Still, students at HBCUs are often first-generation college students from low-income families who rely on Parent PLUS Loans to help pay for their education, according to Johnny Taylor, who heads the Thurgood Marshall College Fund, an advocacy group for public HBCUs.
"We talk about accessibility a lot, and in the past, that issue was one of sort of civil rights accessibility, [as in] 'I could not get into said school because I was black or yellow or whatever,' " Taylor says. "Now, the issue is, 'I can't afford to attend these schools,' and [the Parent PLUS Loan] was a tool."
An Apology From The Government
On Thursday, Education Secretary Arne Duncan apologized for how the Department of Education carried out changes to the loan program and the "real impact it has had."
"I am not satisfied with the way we handled the updating and changes to the PLUS loans program," he said at a national conference for HBCU leaders in D.C. "Some have said we are choosing not to reverse the policy because we don't care, and nothing nothing could be further from the truth."
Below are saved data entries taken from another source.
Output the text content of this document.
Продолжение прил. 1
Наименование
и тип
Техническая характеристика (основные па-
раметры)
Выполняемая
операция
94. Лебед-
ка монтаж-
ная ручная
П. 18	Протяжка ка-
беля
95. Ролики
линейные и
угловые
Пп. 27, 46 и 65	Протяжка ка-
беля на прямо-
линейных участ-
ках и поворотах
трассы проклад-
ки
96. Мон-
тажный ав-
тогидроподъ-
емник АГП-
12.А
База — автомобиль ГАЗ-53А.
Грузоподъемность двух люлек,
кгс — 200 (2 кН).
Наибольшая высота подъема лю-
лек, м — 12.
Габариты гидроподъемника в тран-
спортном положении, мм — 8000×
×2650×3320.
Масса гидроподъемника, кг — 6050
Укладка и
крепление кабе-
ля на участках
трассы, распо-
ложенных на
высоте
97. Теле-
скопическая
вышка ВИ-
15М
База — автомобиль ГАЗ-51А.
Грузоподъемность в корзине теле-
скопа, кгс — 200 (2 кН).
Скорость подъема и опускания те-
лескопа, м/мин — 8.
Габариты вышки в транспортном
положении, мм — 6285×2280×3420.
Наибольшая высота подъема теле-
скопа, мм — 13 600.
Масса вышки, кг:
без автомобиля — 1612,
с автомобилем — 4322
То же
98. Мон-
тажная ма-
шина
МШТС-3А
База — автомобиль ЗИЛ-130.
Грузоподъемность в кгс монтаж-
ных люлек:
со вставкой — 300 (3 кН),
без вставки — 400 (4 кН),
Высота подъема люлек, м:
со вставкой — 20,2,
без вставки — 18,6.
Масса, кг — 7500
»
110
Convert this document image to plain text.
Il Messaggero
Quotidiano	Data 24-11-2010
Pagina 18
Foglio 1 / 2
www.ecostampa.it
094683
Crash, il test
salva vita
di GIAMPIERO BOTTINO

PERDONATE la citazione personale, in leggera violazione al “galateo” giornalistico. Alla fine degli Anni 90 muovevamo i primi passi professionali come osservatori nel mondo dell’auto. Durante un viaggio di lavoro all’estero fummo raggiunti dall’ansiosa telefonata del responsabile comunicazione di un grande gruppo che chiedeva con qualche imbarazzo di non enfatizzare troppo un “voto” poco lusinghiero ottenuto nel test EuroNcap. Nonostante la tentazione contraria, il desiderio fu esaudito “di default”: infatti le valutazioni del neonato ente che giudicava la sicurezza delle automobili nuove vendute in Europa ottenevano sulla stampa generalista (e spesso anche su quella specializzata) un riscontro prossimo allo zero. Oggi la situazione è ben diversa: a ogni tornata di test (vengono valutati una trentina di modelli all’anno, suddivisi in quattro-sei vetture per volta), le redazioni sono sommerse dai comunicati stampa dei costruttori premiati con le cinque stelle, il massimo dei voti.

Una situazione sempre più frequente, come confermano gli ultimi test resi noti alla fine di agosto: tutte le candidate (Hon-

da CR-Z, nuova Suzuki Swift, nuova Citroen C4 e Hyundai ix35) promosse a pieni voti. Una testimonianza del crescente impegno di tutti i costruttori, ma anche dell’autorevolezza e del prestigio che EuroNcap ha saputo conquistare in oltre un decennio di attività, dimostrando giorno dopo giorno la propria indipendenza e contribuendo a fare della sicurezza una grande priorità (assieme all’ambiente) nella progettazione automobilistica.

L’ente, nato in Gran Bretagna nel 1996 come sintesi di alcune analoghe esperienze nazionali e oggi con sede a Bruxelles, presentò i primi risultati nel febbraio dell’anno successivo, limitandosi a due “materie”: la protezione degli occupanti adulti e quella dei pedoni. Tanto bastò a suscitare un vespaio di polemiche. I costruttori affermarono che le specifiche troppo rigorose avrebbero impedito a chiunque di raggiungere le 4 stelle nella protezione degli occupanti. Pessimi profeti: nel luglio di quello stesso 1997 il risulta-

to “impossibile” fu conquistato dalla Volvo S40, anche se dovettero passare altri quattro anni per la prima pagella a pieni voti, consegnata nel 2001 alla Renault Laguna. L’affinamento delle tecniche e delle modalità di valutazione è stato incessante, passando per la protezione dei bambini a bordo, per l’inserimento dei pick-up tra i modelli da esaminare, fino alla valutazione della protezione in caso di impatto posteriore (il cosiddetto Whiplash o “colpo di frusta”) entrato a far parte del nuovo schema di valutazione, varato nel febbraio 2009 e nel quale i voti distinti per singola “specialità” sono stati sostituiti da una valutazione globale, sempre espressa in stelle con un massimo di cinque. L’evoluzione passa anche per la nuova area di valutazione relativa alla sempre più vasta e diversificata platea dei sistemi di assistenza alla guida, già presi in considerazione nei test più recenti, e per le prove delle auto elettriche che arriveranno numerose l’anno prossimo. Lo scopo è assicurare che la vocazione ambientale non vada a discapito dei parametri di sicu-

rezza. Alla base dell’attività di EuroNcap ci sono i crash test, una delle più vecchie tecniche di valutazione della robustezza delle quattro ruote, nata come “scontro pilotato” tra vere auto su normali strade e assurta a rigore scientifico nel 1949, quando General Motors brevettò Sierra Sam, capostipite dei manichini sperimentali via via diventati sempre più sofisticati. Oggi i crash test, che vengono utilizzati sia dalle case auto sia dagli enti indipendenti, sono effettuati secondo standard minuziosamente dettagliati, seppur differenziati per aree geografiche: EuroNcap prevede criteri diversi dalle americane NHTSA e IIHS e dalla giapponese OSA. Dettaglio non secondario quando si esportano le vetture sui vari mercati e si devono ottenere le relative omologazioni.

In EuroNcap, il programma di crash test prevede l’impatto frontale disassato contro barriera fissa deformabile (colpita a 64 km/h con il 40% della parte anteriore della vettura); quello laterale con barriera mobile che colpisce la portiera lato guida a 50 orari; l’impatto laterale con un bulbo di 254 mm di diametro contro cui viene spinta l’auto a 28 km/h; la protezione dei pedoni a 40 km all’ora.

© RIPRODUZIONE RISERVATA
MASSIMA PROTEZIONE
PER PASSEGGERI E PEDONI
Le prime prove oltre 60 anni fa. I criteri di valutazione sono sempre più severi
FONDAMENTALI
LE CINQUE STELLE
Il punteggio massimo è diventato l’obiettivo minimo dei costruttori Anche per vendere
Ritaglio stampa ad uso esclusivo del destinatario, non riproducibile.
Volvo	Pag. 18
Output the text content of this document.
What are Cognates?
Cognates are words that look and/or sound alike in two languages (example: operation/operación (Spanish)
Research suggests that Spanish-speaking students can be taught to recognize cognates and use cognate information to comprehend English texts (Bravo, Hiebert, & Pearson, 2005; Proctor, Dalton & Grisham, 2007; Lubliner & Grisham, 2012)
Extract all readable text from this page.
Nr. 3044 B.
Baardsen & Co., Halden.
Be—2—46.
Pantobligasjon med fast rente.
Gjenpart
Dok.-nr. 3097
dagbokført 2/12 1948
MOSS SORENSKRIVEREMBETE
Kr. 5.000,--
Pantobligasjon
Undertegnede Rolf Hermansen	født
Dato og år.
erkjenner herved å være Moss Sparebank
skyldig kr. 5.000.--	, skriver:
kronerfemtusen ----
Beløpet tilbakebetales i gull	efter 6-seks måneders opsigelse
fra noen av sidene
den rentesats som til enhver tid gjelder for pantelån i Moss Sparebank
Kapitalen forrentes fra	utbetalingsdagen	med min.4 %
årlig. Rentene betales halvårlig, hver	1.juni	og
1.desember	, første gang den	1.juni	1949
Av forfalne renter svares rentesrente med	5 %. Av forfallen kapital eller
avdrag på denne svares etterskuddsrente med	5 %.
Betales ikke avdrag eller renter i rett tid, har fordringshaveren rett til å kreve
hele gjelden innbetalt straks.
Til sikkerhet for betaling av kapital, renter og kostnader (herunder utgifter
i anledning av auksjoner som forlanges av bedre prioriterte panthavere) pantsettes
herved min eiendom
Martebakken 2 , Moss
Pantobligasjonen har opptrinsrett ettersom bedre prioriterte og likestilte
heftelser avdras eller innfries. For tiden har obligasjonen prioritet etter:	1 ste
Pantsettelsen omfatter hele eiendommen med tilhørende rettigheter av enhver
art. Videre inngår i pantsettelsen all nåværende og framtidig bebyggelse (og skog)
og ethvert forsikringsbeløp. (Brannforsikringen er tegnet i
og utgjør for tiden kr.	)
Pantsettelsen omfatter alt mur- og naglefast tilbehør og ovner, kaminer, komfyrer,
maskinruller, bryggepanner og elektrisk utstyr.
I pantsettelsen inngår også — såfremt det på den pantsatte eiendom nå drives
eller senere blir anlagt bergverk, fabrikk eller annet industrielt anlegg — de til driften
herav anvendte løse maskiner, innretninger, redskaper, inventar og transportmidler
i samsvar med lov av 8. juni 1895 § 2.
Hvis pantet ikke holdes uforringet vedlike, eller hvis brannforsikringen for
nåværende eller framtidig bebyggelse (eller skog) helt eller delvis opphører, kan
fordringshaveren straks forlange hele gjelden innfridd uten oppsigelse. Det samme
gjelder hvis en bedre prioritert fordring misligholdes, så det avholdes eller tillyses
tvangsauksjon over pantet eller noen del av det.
Aug. 27, Duncan told Tell Me More host Michel Martin that the government's priority is to make college more affordable for students, and it doesn't "want folks to be buried in debt that they can't pay back."
In August, the Education Department began reconsidering some denied applications from previous PLUS loan recipients and applicants with "relatively small adverse credit events," such as overdue parking tickets or medical and cellphone bills. The department plans to revisit its lending rules in the spring.